Cameron Doerksen explique qu’en plus de supprimer des emplois, l’entreprise a pris des mesures supplémentaires pour réduire ses coûts et la rapidité avec laquelle ses flux de trésorerie diminuent. «Taiga aura besoin de nouvelles sources de financement significatives pour arriver à augmenter sa production et générer les revenus nécessaires pour atteindre le seuil de rentabilité. Nous estimons que la société a développé des produits compétitifs pour les motoneiges électriques et les motomarines, mais même si elle arrive à trouver de nouvelles sources de financement, à la fin, il ne restera plus beaucoup de valeur pour les actionnaires», dit-il.

L’analyste fait donc passer sa recommandation sur le titre de Taiga de «performance égale au secteur» à «sous-performance», alors que son cours cible sur un an passe de 1,40$ à 0,25$.
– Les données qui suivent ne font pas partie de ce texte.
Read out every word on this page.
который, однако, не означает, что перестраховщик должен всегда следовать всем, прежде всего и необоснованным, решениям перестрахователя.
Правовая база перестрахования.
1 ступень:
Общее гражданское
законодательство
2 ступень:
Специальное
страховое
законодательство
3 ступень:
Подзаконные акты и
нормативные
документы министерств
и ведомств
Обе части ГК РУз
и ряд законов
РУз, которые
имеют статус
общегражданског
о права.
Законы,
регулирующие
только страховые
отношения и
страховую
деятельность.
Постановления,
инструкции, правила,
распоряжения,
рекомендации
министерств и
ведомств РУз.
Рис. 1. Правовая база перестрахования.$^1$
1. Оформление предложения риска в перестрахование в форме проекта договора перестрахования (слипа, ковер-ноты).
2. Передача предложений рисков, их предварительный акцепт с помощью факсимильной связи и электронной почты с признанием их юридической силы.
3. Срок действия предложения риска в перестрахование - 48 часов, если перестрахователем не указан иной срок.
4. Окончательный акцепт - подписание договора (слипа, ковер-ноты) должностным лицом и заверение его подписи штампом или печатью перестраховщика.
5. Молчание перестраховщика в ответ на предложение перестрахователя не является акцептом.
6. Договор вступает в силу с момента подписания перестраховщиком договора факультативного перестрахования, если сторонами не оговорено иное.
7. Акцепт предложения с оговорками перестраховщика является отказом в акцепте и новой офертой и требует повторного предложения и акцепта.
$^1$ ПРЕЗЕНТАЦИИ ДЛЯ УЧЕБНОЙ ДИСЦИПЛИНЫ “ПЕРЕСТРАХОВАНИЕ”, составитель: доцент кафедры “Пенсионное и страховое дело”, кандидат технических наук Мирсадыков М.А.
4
Dans ce contexte, le plongeon de 53% de la valeur du titre de l’entreprise mercredi est peu surprenant, elle qui est passée de 0,64$ à 0,30$.

Pour une entreprise se disant «à l’abri des aléas vécus dans le marché du sport motorisé traditionnel», on repassera. À travers tout ça, quelques questions restent entières. La direction de Taiga a-t-elle manqué à son devoir de fiduciaire envers ses actionnaires (et envers les médias) en continuant de porter des lunettes roses jusqu’à quelques semaines avant la publication de résultats financiers trimestriels aussi catastrophiques? La situation financière de la société s’est-elle dégradée à ce point rapidement que la direction n’a pas vu la tempête arriver? Pourquoi ne pas avoir embauché des spécialistes en gouvernance?

Chose certaine, si j’avais été actionnaire de l’entreprise, c’est le genre de comportement que je me serais empressé de dénoncer. Si Taiga arrive à se sortir de cette situation sans avoir besoin de se protéger de ses créanciers, la direction aura tout de même beaucoup de mal à se faire pardonner une telle perte de confiance.